Zur Umschreibung der Bücher von Roald Dahl

Roald Dahls Kinderbücher werden auf Anordnung des Verlags „Puffin“ sprachlich überarbeitet. Bisherige Worte, die von manchen Lesern als verletzend gedeutet werden könnten, sollen durch neue ersetzt werden, die von diesen Lesern als weniger verletzend interpretiert werden sollen, siehe hier.

„Augustus Glupsch“ („Gloop“) aus “Charlie und die Schokoladenfabrik” soll nicht mehr als “fett” (“fat”) bezeichnet werden, sondern als “gewichtig” (“enormous”), “Frau Zwick” (“Mrs Twit”) aus “Die Zwicks stehen Kopf” nicht mehr als “hässlich und biestig” (“ugly and beastly”), sondern nur noch als biestig (“beastly”).

Vorab: Ich denke nicht, dass es eine umfassende Cancel Culture gibt. Wohl aber gibt es hier und da — sorry für die Ungenauigkeit an dieser Stelle — Tendenzen zum Canceln im Kulturbetrieb, die ich problematisch finde.

Das Canceln, genauer: die Umschreibung von Dahls Werken erfolgt meiner Vermutung nach nicht auf Druck woker Politaktivisten, sondern weil der Verlag zur Gewinnmaximierung darauf aus ist, mit der Umschreibung besser den Geschmack eines empfindlicher gewordenen Publikums zu treffen, um den Umsatz von Dahls Büchern zu erhöhen und durch deren künftige Verfilmungen zusätzlichen Umsatz zu generieren. Die Umsatzsteigerung soll höher sein als die durch die Umschreibung veranlassten zusätzlichen Aufwendungen, so dass die Gewinne steigen. Wie stehe ich dazu? Hierzu drei Anmerkungen.

Erstens finde ich Überarbeitungen von Urtexten problematisch, da sie die Werktreue verletzen. Ich vertrete hierzu zwar keine rigide Position. Denn man kann Ergänzungstexte zu Goethes “Faust” schreiben, die seinen Knittelvers in moderne Sprache transformieren, kann auch für theatrale Aufführungen den Urtext umschreiben, kann zudem kritische Kommentare zu ihm verfassen. All das finde ich OK und auch sinnvoll. Aber der Urtext selbst sollte durch solche Übertragungs- und Einordnungsleistungen meines Erachtens nicht verschwinden.

Daher sollte man auch den Urtext von Dahls Werken nicht antasten, sondern ihn kritisch einordnen — in welcher Form auch immer. Hierzu gehören Kommentare zur Wortwahl oder zur Person Dahl, die antisemitische Positionen vertreten hat.

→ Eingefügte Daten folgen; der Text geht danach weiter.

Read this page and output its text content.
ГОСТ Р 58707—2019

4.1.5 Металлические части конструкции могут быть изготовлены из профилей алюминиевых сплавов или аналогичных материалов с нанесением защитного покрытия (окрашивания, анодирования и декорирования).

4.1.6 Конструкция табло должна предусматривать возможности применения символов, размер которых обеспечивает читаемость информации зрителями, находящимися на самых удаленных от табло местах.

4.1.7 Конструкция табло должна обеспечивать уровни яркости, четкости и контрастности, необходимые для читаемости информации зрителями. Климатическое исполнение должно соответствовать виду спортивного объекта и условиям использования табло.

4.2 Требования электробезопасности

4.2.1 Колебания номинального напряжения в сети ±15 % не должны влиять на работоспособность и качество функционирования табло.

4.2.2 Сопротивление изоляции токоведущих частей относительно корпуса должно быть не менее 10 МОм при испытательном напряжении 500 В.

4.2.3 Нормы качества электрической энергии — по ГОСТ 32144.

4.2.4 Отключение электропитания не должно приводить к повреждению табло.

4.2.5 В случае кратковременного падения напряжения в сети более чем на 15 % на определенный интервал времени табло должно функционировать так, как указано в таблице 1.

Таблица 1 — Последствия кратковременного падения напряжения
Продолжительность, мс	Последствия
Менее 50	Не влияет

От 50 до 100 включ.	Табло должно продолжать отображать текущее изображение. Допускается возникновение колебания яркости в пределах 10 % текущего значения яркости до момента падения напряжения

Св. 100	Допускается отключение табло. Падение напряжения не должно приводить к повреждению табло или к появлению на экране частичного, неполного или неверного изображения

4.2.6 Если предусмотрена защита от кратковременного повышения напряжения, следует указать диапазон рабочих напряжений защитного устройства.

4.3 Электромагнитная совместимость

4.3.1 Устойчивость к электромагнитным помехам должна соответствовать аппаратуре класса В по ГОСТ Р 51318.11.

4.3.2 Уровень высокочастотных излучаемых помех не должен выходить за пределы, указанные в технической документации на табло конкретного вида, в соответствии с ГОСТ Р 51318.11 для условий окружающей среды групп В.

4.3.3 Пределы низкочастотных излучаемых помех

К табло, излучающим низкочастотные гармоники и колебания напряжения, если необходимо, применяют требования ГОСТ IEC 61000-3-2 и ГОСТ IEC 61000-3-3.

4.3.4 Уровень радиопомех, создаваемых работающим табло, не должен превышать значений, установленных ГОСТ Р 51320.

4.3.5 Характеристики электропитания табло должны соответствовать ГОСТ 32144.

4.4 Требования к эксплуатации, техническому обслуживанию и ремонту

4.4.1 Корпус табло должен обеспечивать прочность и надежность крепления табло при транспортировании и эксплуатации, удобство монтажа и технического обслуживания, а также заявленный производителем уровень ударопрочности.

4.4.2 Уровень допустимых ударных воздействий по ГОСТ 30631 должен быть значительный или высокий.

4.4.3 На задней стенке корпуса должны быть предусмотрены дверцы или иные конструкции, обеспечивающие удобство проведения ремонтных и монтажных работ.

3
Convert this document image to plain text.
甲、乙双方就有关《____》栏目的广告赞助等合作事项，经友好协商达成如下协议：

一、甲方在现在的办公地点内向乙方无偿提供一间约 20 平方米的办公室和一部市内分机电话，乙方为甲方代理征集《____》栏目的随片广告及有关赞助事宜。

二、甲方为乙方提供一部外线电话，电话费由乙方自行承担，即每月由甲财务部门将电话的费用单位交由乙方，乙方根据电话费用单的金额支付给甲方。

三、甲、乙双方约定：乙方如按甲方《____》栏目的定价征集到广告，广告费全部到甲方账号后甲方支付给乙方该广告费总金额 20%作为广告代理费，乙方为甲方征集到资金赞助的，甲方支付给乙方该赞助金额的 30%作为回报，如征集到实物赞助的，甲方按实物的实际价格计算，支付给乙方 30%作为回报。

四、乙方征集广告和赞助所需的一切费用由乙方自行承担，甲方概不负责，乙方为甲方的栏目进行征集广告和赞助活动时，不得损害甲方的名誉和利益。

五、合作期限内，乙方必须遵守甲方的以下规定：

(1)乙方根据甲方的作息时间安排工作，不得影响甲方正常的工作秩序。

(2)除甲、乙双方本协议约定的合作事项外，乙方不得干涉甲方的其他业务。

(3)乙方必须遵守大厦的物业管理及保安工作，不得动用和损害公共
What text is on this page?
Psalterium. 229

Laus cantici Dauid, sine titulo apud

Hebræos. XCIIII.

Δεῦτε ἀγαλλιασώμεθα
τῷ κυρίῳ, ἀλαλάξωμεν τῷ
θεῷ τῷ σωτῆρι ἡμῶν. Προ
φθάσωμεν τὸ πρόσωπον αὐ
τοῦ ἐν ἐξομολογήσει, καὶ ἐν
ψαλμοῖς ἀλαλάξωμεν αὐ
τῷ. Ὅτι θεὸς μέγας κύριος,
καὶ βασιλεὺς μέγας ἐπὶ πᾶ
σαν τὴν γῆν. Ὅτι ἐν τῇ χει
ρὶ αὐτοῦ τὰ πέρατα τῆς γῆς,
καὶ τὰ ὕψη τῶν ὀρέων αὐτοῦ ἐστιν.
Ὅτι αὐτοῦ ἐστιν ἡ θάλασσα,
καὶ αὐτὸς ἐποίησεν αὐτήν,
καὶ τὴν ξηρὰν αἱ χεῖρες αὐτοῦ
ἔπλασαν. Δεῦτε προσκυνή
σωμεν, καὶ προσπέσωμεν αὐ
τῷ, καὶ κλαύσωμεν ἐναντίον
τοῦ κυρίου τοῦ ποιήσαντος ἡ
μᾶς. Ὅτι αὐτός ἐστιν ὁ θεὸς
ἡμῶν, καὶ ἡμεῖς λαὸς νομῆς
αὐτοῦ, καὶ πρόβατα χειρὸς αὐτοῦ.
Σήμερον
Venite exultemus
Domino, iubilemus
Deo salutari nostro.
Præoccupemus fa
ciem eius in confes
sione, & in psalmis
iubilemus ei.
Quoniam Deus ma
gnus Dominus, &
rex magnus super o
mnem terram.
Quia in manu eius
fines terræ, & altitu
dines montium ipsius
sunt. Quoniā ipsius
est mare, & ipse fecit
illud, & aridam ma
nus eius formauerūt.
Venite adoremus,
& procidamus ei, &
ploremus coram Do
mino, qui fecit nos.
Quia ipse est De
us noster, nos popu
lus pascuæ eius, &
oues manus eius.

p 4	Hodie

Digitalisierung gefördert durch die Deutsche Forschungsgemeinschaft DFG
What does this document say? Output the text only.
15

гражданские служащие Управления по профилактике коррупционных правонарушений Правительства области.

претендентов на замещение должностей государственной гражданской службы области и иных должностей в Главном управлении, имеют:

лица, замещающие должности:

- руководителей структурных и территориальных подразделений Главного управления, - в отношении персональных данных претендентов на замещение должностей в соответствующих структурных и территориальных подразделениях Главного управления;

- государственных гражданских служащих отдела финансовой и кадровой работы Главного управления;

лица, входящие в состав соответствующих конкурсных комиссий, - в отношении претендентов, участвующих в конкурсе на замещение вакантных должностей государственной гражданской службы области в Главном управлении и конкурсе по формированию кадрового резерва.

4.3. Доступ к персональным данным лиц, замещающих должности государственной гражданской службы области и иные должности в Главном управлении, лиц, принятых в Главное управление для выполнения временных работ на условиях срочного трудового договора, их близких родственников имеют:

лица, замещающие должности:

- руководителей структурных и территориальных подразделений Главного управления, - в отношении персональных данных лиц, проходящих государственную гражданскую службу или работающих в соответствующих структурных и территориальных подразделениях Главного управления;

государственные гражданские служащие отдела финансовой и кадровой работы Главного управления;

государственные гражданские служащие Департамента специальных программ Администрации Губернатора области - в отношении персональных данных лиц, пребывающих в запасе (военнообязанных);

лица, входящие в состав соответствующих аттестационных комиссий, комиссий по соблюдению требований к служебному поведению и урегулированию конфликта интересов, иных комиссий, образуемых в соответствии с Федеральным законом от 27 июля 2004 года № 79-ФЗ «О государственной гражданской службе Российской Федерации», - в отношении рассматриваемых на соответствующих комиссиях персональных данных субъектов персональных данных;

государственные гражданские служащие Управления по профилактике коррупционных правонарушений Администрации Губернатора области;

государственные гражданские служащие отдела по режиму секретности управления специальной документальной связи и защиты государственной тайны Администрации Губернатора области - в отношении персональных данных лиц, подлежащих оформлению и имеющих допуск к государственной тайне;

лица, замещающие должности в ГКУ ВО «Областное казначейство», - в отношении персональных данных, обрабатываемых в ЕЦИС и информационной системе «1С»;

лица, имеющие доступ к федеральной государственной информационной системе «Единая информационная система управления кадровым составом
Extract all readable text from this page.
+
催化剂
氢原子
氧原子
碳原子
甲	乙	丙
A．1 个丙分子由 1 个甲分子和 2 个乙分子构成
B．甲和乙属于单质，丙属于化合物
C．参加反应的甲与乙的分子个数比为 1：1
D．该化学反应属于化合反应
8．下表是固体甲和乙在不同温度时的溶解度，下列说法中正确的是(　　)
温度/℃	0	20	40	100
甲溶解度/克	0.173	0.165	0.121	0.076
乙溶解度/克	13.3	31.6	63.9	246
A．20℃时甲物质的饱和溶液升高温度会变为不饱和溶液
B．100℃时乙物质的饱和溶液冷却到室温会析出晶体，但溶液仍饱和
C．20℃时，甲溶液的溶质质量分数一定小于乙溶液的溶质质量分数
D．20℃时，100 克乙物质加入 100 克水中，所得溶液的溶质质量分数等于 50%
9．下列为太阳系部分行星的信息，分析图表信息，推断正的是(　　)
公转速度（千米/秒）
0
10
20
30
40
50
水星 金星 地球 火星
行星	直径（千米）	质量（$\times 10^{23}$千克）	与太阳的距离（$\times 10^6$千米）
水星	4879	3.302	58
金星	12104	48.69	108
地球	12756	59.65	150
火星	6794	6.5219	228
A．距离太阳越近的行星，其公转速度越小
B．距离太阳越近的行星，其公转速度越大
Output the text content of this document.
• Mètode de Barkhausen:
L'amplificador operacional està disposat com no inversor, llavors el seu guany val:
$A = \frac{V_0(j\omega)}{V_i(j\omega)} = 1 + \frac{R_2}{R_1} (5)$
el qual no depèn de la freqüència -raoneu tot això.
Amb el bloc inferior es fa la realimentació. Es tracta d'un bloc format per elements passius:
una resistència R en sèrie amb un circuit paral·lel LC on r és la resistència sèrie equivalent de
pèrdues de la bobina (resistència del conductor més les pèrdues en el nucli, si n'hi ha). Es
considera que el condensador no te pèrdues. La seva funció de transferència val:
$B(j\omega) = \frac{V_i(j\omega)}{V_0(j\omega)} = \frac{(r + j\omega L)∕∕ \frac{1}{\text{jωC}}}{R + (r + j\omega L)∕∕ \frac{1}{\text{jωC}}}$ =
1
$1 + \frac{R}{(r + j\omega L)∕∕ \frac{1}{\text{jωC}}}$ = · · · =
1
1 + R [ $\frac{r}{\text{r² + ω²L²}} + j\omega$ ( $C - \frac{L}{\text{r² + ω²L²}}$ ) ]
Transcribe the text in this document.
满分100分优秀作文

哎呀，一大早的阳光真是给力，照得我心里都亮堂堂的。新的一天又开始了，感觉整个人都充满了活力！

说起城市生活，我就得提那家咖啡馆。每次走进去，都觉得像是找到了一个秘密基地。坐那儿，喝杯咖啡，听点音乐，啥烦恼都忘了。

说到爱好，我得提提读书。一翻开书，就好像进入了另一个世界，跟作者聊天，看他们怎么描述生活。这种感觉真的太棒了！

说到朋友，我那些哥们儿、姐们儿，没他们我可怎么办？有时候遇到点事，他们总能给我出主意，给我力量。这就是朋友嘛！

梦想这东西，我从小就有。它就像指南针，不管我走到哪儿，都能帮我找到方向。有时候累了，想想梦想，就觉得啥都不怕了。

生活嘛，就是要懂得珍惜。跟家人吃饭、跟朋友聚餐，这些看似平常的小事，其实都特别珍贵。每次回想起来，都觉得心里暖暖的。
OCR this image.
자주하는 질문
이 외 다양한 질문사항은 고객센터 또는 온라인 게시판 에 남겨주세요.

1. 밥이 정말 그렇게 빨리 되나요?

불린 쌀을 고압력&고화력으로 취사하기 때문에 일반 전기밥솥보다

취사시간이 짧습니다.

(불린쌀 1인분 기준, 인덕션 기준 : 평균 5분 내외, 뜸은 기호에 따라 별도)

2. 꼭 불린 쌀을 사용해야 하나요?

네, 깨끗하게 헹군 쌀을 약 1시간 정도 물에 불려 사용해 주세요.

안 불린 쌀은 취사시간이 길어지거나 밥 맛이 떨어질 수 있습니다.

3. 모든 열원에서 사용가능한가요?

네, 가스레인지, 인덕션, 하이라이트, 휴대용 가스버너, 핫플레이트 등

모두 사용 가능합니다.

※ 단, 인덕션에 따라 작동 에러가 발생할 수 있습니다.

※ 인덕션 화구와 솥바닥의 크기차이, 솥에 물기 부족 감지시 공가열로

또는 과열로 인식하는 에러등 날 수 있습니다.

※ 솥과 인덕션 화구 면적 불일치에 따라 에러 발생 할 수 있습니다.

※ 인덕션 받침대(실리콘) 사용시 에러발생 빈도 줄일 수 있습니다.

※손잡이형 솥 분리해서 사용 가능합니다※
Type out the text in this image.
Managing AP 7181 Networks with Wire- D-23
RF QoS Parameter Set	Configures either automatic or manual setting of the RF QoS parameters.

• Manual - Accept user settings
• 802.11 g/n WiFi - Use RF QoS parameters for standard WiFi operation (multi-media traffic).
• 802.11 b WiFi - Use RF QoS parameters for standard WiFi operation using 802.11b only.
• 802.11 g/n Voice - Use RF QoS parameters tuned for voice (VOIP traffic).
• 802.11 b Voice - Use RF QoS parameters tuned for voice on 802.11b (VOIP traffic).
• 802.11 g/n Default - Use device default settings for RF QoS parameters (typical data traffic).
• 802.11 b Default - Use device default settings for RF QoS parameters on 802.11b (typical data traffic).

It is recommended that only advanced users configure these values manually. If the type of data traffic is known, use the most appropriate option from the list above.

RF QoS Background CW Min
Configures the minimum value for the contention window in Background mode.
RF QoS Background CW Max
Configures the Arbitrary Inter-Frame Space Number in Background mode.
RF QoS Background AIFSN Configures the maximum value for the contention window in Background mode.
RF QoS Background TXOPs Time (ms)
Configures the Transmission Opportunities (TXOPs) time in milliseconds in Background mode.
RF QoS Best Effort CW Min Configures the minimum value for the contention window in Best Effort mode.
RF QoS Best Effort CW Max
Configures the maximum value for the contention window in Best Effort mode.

Zweitens stellt sich die Frage, wie wir es mit pejorativen Beschreibungen von Äußerlichkeiten oder Charakterzügen halten. Werden sie euphemistisch umschrieben, verschwinden vermutlich nicht die Gedanken, die hinter der Wortwahl stehen. Wer statt „fett“ „gewichtig“ sagt, meint der dann nicht mehr „fett“? Wer statt „hässlich und biestig“ nur noch „biestig“ sagt, meint der dann nicht mehr „hässlich“, sondern nur noch „biestig“? Ich denke nicht.

Kurzum: Wir brauchen einen Umgang mit der Tatsache, dass Pejorativa einen Teil des menschlichen Denkens und somit auch des Daseins ausmachen und durch sprachliche Neufassungen nur dem Worte nach verschwinden.

Drittens: In meinem Umgang mit anderen Menschen versuche ich zum einen aus Höflichkeit, Formulierungen wie „fett“, „hässlich“, “doof“ usw. zu vermeiden. Zum anderen bemühe ich mich, kritisch meine Gedanken, Begriffe und Sichtweisen zu reflektieren, die hinter Ausdrücken wie „fett“, „hässlich“, “doof“ stehen. Was davon ist kritikables Ressentiment, was schwer veränderbares Gefühl, was berechtigtes Urteil?

Doch Kunst ist etwas anderes als der Umgang mit anderen Menschen. Sie kann gewollt beim Publikum Reaktionen provozieren, und sie kann mit Absicht Ressentiment, Gefühl und Urteile von Personen abbilden und darstellen und somit dem Publikum zur Diskussion stellen.

So viel (oder so wenig?) erst mal an dieser Stelle zu diesem Thema. Ich bin hier noch nicht abgeschlossen.